Ranking antidepressants according to their acceptability (i.e., a combination of both efficacy and tolerability) in the general population may help choosing the best first-line medication. This study aimed to replicate the results of a proof-of-concept study ranking anti-depressants according to the proportion of filled prescription sequences consistent with a continuation of the first treatment versus those consistent with a change. We used a nationwide cohort from the French national health data system (SNDS) to support the use of this method as a widely available tool to rank antidepressant treatments in real life settings. About 1.2 million people were identified as new antidepressant users in the SNDS in 2011. The outcome was clinical acceptability as measured by the continuation/failure ratio over the six-month period following the introduction of the first-line treatment. Continuation was defined as at least two refills of the same treatment. Failure was defined as a psychiatric hospitalization, death or at least one filled prescription of another antidepressant, an antipsychotic medication, or a mood-stabilizer. Adjusted Odds Ratios (aOR) and 95% Confidence Interval (CI) were computed through multivariable binary logistic regressions. We ranked antidepressant medications according to clinical acceptability. Escitalopram again was the most acceptable option, and the five following antidepressants were the same as in the replication sample of the proof-of-concept study, in order Fluoxetine, Paroxetine, Sertraline, Citalopram and Venlafaxine with aOR (95% CI) for continuation ranging from 0.79 (0.77-0.81) to 0.66 (0.64-0.67). The present study provides evidence that filled prescription sequences is a widely available, robust and reproductible tool to rank antidepressant treatments in real life settings.

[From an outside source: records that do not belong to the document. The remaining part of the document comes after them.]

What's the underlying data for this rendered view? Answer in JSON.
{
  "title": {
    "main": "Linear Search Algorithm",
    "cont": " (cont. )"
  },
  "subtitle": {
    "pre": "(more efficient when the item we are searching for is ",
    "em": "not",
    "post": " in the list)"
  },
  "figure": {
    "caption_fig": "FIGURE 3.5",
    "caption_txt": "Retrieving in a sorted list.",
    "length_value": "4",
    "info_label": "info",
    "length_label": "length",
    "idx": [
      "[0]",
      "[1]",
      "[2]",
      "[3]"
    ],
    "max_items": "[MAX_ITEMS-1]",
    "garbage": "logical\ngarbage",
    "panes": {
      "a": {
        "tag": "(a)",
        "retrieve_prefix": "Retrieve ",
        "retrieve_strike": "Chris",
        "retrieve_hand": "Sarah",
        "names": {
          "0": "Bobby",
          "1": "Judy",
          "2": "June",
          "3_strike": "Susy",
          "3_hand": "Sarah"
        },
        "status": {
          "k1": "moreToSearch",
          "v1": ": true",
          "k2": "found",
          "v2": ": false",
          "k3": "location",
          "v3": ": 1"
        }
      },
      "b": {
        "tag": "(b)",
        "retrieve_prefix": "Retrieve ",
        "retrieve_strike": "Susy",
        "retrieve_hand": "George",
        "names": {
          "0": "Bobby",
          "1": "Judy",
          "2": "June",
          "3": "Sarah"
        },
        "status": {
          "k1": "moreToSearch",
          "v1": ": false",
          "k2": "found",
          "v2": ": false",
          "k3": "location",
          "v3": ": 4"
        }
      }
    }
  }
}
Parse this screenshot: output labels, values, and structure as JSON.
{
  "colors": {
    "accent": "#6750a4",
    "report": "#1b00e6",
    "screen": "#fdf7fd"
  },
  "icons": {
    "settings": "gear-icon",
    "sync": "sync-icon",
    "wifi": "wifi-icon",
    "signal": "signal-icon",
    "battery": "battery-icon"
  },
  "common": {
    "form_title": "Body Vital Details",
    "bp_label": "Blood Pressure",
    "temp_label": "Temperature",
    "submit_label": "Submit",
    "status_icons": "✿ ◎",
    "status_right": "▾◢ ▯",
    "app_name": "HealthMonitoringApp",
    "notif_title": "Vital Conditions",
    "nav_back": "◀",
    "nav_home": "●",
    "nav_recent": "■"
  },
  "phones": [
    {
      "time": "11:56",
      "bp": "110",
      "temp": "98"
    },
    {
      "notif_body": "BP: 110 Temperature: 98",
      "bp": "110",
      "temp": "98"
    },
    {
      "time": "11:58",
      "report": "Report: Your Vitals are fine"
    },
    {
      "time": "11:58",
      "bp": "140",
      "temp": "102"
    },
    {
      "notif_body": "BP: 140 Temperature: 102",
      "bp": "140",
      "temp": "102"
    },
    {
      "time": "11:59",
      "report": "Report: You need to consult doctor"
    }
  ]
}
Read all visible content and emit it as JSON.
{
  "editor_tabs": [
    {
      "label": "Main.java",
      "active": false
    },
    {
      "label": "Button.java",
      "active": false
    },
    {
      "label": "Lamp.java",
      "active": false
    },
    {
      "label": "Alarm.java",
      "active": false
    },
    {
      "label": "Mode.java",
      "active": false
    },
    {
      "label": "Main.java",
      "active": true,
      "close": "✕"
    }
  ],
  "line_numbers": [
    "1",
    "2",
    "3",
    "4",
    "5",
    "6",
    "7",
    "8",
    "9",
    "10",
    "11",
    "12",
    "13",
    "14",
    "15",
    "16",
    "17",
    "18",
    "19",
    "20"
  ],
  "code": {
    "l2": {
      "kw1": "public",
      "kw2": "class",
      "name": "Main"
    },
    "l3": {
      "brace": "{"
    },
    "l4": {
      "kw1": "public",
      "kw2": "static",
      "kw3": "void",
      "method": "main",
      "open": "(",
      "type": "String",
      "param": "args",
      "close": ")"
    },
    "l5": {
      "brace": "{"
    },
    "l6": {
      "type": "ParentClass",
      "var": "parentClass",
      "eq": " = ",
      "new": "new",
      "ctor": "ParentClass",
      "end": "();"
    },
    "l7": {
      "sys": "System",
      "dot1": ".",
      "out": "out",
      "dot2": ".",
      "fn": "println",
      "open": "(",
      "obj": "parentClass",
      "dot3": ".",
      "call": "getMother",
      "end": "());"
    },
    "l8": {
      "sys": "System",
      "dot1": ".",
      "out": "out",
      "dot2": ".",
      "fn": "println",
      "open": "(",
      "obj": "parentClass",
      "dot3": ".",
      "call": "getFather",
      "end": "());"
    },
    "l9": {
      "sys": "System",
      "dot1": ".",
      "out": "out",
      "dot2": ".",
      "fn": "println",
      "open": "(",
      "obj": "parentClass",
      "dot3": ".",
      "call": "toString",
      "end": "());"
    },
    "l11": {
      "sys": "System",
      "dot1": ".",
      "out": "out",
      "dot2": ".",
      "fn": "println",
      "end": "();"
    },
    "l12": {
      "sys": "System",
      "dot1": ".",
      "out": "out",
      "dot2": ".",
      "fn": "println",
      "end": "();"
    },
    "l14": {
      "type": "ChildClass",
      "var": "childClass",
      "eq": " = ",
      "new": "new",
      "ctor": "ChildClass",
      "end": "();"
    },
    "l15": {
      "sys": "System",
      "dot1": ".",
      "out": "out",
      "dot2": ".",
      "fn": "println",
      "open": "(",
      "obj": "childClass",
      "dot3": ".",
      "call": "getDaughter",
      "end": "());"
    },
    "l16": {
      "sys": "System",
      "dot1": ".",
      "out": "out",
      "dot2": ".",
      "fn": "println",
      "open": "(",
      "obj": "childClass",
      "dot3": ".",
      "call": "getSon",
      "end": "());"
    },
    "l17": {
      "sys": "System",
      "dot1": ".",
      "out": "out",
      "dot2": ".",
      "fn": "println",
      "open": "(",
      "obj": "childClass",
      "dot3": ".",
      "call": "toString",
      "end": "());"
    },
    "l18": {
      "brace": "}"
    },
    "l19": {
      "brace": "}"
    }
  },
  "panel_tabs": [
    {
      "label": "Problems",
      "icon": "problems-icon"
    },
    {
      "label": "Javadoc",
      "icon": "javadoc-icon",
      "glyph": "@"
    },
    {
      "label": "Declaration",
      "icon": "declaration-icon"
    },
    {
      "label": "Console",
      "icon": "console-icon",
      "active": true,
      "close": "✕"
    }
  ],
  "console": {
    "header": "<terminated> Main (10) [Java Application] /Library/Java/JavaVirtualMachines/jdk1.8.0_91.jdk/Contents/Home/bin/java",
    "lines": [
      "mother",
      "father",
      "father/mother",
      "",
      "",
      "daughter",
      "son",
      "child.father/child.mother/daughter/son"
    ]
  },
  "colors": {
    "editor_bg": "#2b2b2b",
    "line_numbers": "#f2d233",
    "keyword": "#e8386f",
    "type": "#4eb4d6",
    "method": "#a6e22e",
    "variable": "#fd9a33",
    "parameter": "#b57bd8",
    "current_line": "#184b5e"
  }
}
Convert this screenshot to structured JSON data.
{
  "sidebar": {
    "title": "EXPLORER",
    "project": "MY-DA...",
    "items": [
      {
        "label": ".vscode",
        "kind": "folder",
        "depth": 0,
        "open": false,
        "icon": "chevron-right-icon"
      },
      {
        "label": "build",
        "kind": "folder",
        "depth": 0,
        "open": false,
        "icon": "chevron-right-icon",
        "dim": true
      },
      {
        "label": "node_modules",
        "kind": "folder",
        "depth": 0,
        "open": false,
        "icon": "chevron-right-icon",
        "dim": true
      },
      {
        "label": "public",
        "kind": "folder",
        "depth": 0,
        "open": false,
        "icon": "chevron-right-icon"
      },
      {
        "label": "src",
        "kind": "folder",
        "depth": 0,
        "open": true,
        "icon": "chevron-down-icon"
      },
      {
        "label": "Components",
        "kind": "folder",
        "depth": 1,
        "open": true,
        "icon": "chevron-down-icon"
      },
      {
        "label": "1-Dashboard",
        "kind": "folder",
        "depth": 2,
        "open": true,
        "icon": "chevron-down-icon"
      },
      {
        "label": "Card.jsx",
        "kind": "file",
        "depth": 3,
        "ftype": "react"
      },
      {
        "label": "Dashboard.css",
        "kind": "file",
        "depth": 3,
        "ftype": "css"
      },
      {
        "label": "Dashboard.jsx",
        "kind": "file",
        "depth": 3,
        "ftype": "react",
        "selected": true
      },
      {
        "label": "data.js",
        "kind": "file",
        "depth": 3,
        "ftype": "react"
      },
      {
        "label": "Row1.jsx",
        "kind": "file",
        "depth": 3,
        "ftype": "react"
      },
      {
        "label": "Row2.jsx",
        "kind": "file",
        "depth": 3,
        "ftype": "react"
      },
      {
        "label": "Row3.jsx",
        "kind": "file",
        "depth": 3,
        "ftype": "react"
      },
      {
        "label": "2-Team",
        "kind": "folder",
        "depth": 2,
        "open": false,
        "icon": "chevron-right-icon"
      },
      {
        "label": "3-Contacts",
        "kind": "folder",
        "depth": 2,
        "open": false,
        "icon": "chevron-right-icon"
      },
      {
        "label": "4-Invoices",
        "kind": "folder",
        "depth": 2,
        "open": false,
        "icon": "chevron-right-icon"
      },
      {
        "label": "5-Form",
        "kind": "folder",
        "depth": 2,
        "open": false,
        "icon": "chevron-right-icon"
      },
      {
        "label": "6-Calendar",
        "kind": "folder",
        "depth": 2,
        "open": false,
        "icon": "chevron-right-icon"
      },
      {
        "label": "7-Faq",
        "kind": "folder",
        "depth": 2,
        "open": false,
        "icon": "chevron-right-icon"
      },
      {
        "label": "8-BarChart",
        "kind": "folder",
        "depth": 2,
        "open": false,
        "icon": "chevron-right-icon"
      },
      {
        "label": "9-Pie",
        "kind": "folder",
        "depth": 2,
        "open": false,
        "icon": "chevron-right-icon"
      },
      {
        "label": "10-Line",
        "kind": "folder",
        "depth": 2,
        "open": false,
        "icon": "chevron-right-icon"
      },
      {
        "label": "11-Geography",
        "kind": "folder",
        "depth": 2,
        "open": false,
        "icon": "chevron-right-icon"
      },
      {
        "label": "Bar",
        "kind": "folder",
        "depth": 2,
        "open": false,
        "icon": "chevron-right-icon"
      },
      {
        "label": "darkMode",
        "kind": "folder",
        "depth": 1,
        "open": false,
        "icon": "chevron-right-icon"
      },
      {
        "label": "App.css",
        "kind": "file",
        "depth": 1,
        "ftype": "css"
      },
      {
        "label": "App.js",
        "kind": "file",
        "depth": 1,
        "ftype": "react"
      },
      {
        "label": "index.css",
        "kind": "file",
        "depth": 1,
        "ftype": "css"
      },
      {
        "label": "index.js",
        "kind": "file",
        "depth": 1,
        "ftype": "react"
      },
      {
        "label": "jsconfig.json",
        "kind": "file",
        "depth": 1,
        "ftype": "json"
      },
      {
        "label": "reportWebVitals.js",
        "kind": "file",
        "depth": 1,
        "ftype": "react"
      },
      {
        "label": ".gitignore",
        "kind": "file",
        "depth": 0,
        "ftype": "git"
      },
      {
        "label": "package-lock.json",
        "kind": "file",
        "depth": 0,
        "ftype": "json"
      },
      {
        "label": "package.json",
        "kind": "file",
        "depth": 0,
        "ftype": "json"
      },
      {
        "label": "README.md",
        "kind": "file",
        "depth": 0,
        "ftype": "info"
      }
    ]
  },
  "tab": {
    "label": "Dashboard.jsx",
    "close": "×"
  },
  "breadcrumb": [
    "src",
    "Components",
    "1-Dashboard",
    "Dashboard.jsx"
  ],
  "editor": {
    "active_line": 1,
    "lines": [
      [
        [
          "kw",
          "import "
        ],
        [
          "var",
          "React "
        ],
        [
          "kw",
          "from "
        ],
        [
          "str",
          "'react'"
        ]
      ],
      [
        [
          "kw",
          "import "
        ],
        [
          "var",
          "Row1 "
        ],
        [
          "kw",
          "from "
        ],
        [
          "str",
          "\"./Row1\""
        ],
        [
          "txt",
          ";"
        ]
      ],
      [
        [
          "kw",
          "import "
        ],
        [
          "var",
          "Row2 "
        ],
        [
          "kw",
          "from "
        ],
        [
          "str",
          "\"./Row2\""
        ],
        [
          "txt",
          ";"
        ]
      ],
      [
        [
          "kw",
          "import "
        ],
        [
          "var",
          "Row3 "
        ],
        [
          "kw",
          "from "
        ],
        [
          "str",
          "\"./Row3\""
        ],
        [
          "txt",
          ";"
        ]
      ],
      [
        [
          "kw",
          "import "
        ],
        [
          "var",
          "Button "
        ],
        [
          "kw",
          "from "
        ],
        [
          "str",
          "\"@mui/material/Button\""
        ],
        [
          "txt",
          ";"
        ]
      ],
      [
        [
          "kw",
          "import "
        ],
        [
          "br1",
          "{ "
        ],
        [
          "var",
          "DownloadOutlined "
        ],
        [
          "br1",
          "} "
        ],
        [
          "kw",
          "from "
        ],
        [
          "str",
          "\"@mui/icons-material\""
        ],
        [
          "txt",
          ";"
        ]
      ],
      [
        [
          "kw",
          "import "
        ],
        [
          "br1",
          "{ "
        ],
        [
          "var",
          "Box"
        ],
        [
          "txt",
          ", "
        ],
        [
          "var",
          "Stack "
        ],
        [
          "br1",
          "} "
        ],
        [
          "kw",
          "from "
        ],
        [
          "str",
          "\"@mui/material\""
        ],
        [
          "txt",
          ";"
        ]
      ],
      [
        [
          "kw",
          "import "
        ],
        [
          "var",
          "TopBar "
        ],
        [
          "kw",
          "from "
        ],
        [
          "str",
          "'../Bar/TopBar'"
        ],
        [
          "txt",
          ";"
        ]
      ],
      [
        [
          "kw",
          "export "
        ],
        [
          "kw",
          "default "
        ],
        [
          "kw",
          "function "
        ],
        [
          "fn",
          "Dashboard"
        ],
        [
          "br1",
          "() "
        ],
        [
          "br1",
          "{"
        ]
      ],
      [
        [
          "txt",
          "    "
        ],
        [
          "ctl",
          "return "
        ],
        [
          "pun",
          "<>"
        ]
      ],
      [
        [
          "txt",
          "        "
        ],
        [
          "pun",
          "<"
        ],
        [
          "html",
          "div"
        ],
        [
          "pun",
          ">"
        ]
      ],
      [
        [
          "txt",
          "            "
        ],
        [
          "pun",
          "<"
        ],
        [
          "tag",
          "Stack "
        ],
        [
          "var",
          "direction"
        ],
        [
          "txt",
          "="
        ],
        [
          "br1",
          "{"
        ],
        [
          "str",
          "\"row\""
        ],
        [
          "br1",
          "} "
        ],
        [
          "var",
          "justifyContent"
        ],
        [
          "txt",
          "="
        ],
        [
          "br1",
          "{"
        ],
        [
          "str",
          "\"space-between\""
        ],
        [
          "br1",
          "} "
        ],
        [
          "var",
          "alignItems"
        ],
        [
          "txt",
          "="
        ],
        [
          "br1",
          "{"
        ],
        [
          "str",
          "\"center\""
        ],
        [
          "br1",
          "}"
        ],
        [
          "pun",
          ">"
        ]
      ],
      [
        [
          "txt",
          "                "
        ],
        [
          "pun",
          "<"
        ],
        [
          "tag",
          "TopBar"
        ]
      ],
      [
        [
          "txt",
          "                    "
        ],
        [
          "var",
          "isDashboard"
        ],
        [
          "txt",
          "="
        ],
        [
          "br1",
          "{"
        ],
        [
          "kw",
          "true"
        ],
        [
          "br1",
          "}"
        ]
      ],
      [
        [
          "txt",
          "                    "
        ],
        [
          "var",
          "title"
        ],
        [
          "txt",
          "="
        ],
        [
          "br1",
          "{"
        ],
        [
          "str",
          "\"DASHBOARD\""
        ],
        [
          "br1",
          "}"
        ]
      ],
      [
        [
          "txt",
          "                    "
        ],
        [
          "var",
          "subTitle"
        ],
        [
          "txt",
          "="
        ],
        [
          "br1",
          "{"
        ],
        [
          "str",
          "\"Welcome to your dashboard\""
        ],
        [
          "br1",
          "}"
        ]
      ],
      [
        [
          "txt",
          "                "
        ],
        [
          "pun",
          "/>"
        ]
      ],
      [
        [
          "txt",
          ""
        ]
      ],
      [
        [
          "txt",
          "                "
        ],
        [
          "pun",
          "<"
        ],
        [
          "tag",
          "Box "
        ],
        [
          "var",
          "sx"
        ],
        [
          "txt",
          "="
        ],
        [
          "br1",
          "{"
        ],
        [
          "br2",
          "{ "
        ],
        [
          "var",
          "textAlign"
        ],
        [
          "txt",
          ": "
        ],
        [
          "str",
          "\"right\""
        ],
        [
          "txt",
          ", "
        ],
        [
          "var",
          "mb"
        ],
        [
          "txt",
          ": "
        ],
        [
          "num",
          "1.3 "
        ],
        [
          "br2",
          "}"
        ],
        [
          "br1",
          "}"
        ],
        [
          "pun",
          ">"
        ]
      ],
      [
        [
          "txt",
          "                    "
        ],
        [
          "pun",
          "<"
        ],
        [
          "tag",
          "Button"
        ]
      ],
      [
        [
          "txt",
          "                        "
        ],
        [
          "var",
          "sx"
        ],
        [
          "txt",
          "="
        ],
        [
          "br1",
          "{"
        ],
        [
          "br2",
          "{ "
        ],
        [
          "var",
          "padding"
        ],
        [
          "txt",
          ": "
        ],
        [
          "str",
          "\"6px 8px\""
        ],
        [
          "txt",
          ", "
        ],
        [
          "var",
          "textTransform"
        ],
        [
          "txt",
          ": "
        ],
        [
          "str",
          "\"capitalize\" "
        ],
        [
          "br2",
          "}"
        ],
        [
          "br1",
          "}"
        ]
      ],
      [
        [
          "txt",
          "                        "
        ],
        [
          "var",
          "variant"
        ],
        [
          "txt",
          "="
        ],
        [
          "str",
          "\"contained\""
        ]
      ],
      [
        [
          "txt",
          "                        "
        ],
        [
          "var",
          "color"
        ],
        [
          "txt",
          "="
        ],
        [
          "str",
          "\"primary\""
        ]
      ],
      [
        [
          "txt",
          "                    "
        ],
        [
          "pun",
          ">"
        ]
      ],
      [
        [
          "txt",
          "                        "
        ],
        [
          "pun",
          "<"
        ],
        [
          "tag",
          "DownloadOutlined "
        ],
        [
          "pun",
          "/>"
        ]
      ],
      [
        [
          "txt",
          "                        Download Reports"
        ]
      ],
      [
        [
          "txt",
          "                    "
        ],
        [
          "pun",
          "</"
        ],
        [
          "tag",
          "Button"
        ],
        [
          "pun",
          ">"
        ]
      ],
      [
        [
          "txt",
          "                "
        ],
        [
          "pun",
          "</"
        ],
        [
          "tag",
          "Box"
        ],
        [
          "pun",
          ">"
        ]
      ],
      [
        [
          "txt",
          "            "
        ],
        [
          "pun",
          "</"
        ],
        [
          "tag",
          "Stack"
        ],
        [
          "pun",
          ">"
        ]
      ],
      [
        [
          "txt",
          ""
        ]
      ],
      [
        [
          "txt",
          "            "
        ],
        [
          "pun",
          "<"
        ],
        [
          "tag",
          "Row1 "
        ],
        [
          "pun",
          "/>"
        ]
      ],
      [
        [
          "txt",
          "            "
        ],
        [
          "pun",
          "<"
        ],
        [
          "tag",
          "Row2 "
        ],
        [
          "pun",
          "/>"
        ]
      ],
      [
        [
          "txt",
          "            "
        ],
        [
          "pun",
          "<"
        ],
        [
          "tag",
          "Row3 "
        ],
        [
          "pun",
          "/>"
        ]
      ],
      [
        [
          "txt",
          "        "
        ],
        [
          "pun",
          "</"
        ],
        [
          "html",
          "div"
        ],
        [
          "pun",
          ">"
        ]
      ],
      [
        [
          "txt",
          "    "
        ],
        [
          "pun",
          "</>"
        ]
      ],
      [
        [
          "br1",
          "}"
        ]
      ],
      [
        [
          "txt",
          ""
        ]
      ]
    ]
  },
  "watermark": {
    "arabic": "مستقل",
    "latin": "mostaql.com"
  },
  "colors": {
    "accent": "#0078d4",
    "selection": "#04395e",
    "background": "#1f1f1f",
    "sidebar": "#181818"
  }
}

根据可接受性(即疗效和耐受性的结合)对抗抑郁药进行排名可能有助于选择最佳的一线药物。本研究旨在复制一项概念验证研究的结果,该研究根据与继续使用第一种治疗方法一致的处方序列比例与与改变治疗方法一致的处方序列比例对抗抑郁药进行排名。我们使用法国国家健康数据系统(SNDS)的全国性队列来支持使用这种方法作为一种广泛可用的工具,在现实生活环境中对抗抑郁治疗进行排名。在 2011 年的 SNDS 中,约有 120 万人被确定为新的抗抑郁药使用者。结果是通过在一线治疗引入后的六个月内的继续/失败比来衡量的临床可接受性。继续治疗定义为至少两次同一治疗的补充。失败定义为精神病住院、死亡或至少一次填写另一种抗抑郁药、抗精神病药或情绪稳定剂的处方。通过多变量二项逻辑回归计算调整后的优势比(aOR)和 95%置信区间(CI)。我们根据临床可接受性对抗抑郁药物进行了排名。依他普仑再次是最可接受的选择,接下来的五种抗抑郁药与概念验证研究的复制样本相同,依序为氟西汀、帕罗西汀、舍曲林、西酞普兰和文拉法辛,继续治疗的 aOR(95%CI)范围为 0.79(0.77-0.81)至 0.66(0.64-0.67)。本研究提供了证据表明,处方序列是一种广泛可用、稳健且可重复的工具,可用于在现实生活环境中对抗抑郁治疗进行排名。